Dans cet ouvrage de souvenirs, je ne pouvais pas escamoter un chapitre concernant un mode de protestation qui s'est généralisé depuis le dernier tiers du siècle.
Revenons aux origines : c'étaient les "sans-travail" - on dirait aujourd'hui les chômeurs - qui se réunissaient en bordure de la Seine, sur la rive droite du fleuve sableuse et plate, pour se louer, c'est à dire se faire embaucher. La place de Grève devenue probablement l'actuelle place de l'Hôtel de ville, était en quelque sorte l'ancêtre de l'ANPE...! Mais le sens a radicalement changé et signifie désormais l'arrêt volontaire, concerté et collectif du travail.
Elle peut être effective et donner lieu à des manifestations diverses, défilés habituellement ou meetings. Elle peut se dérouler sur le lieu de travail "sur le tas" selon l'expression populaire.

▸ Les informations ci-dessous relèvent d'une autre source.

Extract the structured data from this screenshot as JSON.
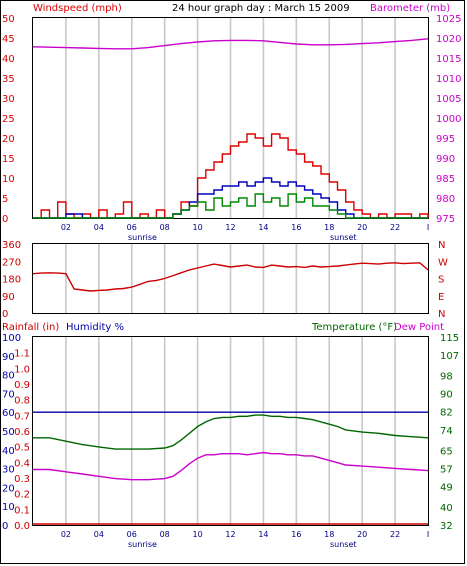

En principe, la grève concerne les salariés. Elle est reconnue par la Constitution. Elle est réglementée tant dans le secteur public que dans le secteur privé par de nombreux textes que les syndicats respectent habituellement, sauf si elle survient inopinément, en dehors de toute consigne syndicale et surtout, sans préavis régulièrement déposé. Cette grève "surprise" est de plus en plus utilisée pour des motifs divers.
La grève "perlée" ou "tournante" entraîne des perturbations limitées et intermittentes mais suffisantes pour signaler une situation et ouvrir des négociations avec l'employeur. Très usitée dans la poste, cette forme échappe à toute publicité et reste souvent méconnue du public. Il se borne alors à constater des irrégularités dans l'acheminement de son propre courrier. A l'opposé, la grève du "zèle" résulte de l'application scrupuleuse et tatillonne d'un règlement qui entraîne des retards dans l'exécution d'une tâche précise comme par exemple un contrôle douanier ou l'ouverture gratuite d'un péage.
Tout en continuant à travailler, les "grévistes" japonais se signalent parfois en arborant un ruban ou un brassard noir. Cette forme clinique ne gêne personne mais révèle symboliquement et pacifiquement un problème social particulier. Sauf erreur, ce signalement n'est pratiqué qu'en milieu hospitalier français par une inscription indélébile sur blouses blanches souvent irrécupérables...
Tout ce qui précède est bien connu mais restait confiné au travail salarié, donc par extension hospitalier. Par contre, les professions libérales ont commencé à sortir de leur isolement et à extérioriser leurs difficultés par des mouvements de protestation qui se limitent à des grèves administratives ou à de courtes fermetures de leurs cabinets.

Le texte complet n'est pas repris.